Kamis, 23 Agustus 2018

Mendes Optimis Kemiskinan Pedesaan Turun Lebih Cepat di 2019


Menteri Desa Eko Putro Sandjojo menargetkan peningkatan alokasi dana desa tahun depan bakal mempercepat laju penurunan kemiskinan pedesaan.

Dalam Rancangan Anggaran Pendapatan dan Belanja Negara (APBN) 2019, pemerintah mengalokasikan Rp73 triliun untuk dana desa atau Rp973,9 juta per desa. Angka itu meningkat dari alokasi tahun ini US$60 miliar atau Rp800,5 juta per desa. 

"Yang jelas lajunya (penurunan kemiskinan pedesaan) harus lebih besar dari sekarang," ujar Eko di kantor Kemeterian Koordinator Bidang Kemaritiman, Selasa (21/8).

Badan Pusat Statistik (BPS), mencatat tingkat kemiskinan penduduk Indonesia per Maret 2018 sebesar 9,82 persen atau sekitar 25,95 juta orang.


Di perkotaan, tingkat kemiskinan turun dari 7,26 persen pada September 2017 menjadi 7,02 persen pada Maret 2018 atau sebesar 128,2 ribu orang dari 10,27 juta orang menjadi 10,14 juta orang. Sementara itu, persentase penduduk miskin di daerah perdesaan turun dari 13,47 persen menjadi 13,20 persen atau 505 ribu orang dari 16,31 juta orang menjadi 15,81 juta orang.

"Kalau akselerasi penurunan kemiskinan di desa bisa kit pertahankan maka dalam tujh tahun ke depan itu jumlah orang miskin di desa akan lebih kecil dibandingkan orang miskin di kota," ujar Eko.

Penurunan kemiskinan di pedesaan, lanjut Eko, tidak hanya berasal dari dana desa.
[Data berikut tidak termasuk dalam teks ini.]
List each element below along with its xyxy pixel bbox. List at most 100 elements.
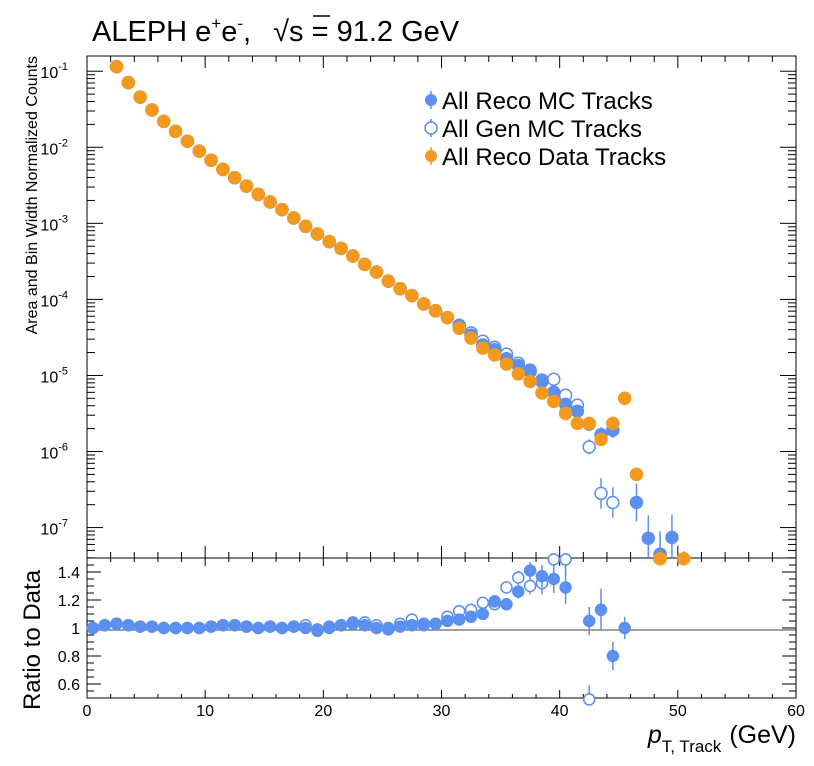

Dalam APBN 2019, lanjut Eko, setidaknya program untuk pengembangan desa melibatkan 19 Kementerian/Lembaga (K/L) yang anggaran mencapai Rp500 triliun, terdiri dari program kesehatan, pendidikan, dan bantuan sosial.Di sisi lain, Eko mengingatkan bahwa pada tahap awal, penurunan angka kemiskinan pedesaan akan cenderung memperlebar ketimpangan. Namun, hal tersebut hanya bersifat sesaat. 

Menurut Eko, kenaikan ketimpangan akan terjadi lantaran peningkatan pendapatan penduduk desa akan diiringi dengan konsumsi yang besar. Adapun indikator ketimpangan dihitung dari konsumsi.

"Kenaikan pendapatan 20 persen golongan terkaya di desa itu menimbulkan kenaikan belanja juga. Yang tadinya enggak beli motor jadi beli motor, yang tadinya enggak beli mobil jadi beli mobil," ujarnya.

Hal itu berbeda dengan kondisi perkotaan yakni kenaikan pendapatan 20 persen orang terkaya tidak sepenuhnya menimbulkan kenaikan belanja karena sebagian pendapatan ada yang diinvestasikan atau ditabung.